После его отъезда в доме все почувствовали себя свободнее. Дарья замывала полы, ожесточенно передвигая стулья и лавки, Дуняшка, которой после отъезда старика Ильинична разрешила войти в горницу, сидела у изголовья Натальи, поправляла подушку, подавала воду; Ильинична изредка наведывалась к спавшим в боковушке детям и, возвратясь в горницу, подолгу смотрела на Наталью, подперев щеку ладонью, горестно качая головой.

Наталья лежала молча, перекатывая по подушке голову с растрепанными, мокрыми от пота прядями волос. Она истекала кровью. Через каждые полчаса Ильинична бережно приподнимала ее, вытаскивала мокрую, как хлющ, подстилку, стлала новую.

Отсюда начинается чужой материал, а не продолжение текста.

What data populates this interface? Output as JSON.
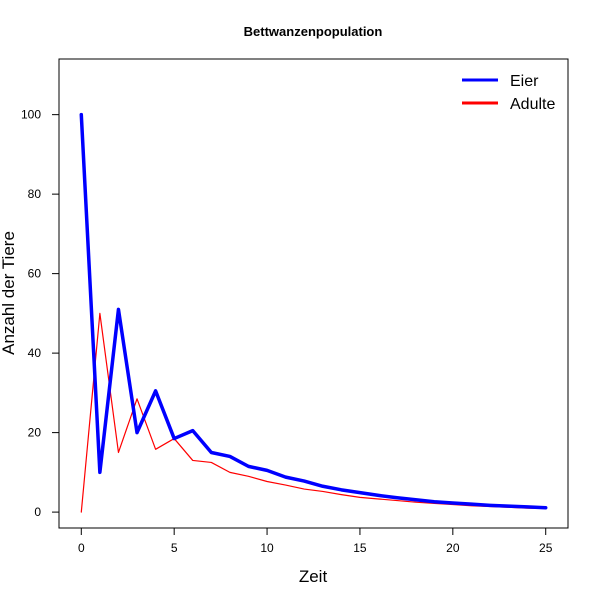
{
  "chart_data": {
    "type": "line",
    "title": "Bettwanzenpopulation",
    "xlabel": "Zeit",
    "ylabel": "Anzahl der Tiere",
    "xlim": [
      -1.2,
      26.2
    ],
    "ylim": [
      -4,
      114
    ],
    "xticks": [
      0,
      5,
      10,
      15,
      20,
      25
    ],
    "yticks": [
      0,
      20,
      40,
      60,
      80,
      100
    ],
    "grid": false,
    "legend_position": "top-right",
    "x": [
      0,
      1,
      2,
      3,
      4,
      5,
      6,
      7,
      8,
      9,
      10,
      11,
      12,
      13,
      14,
      15,
      16,
      17,
      18,
      19,
      20,
      21,
      22,
      23,
      24,
      25
    ],
    "series": [
      {
        "name": "Eier",
        "color": "#0000ff",
        "line_width": "thick",
        "values": [
          100,
          10,
          51,
          20,
          30.5,
          18.5,
          20.5,
          15,
          14,
          11.5,
          10.5,
          8.8,
          7.8,
          6.5,
          5.6,
          4.9,
          4.2,
          3.6,
          3.1,
          2.6,
          2.3,
          2.0,
          1.7,
          1.5,
          1.3,
          1.1
        ]
      },
      {
        "name": "Adulte",
        "color": "#ff0000",
        "line_width": "thin",
        "values": [
          0,
          50,
          15,
          28.5,
          15.8,
          18.5,
          13,
          12.5,
          10,
          9,
          7.7,
          6.8,
          5.8,
          5.2,
          4.4,
          3.7,
          3.3,
          2.9,
          2.5,
          2.2,
          1.9,
          1.6,
          1.4,
          1.2,
          1.0,
          0.9
        ]
      }
    ]
  }
}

С каждым часом Наталья все больше и больше слабела. За полночь она открыла глаза, спросила:

– Скоро зачнет светать?

– Что не видно, – успокоила ее старуха, а про себя подумала: «Значит, не выживет! Боится, что обеспамятеет и не увидит детей…»

Словно в подтверждение ее догадки, Наталья тихо попросила:

– Маманя, разбудите Мишатку с Полюшкой…

– Что ты, милушка! К чему их середь ночи будить? Они напужаются, глядючи на тебя, крик подымут… К чему их будить-то?

– Хочу поглядеть на них… Мне плохо.

– Господь с тобой, чего ты гутаришь? Вот зараз отец привезет фершала, и он тебе пособит. Ты бы уснула, болезная, а?

– Какой мне сон! – с легкой досадой в голосе ответила Наталья. И после этого надолго умолкла, дышать стала ровнее.

Ильинична потихоньку вышла на крыльцо, дала волю слезам. С опухшим красным лицом она вернулась в горницу, когда на востоке чуть забелел рассвет. На скрип двери Наталья открыла глаза, еще раз спросила:

– Скоро рассвенет?

– Рассветает.

– Укройте мне ноги шубой…

Дуняшка набросила ей на ноги овчинную шубу, поправила с боков теплое одеяло. Наталья поблагодарила взглядом, потом подозвала Ильиничну, сказала:

– Сядьте возле меня, маманя, а ты, Дуняшка, и ты, Дарья, выйдите на-час, я хочу с одной маманей погутарить… Ушли они? – спросила Наталья, не открывая глаз.

– Ушли.

– Батя не приехал ишо?

– Скоро приедет. Тебе хужеет, что ли?

– Нет, все одно… Вот что я хотела сказать… Я, маманя, помру вскорости… Чует мое сердце. Сколько из меня крови вышло – страсть! Вы скажите Дашке, чтобы она, как затопит печь, поставила воды побольше… Вы сами обмойте меня, не хочу, чтобы чужие…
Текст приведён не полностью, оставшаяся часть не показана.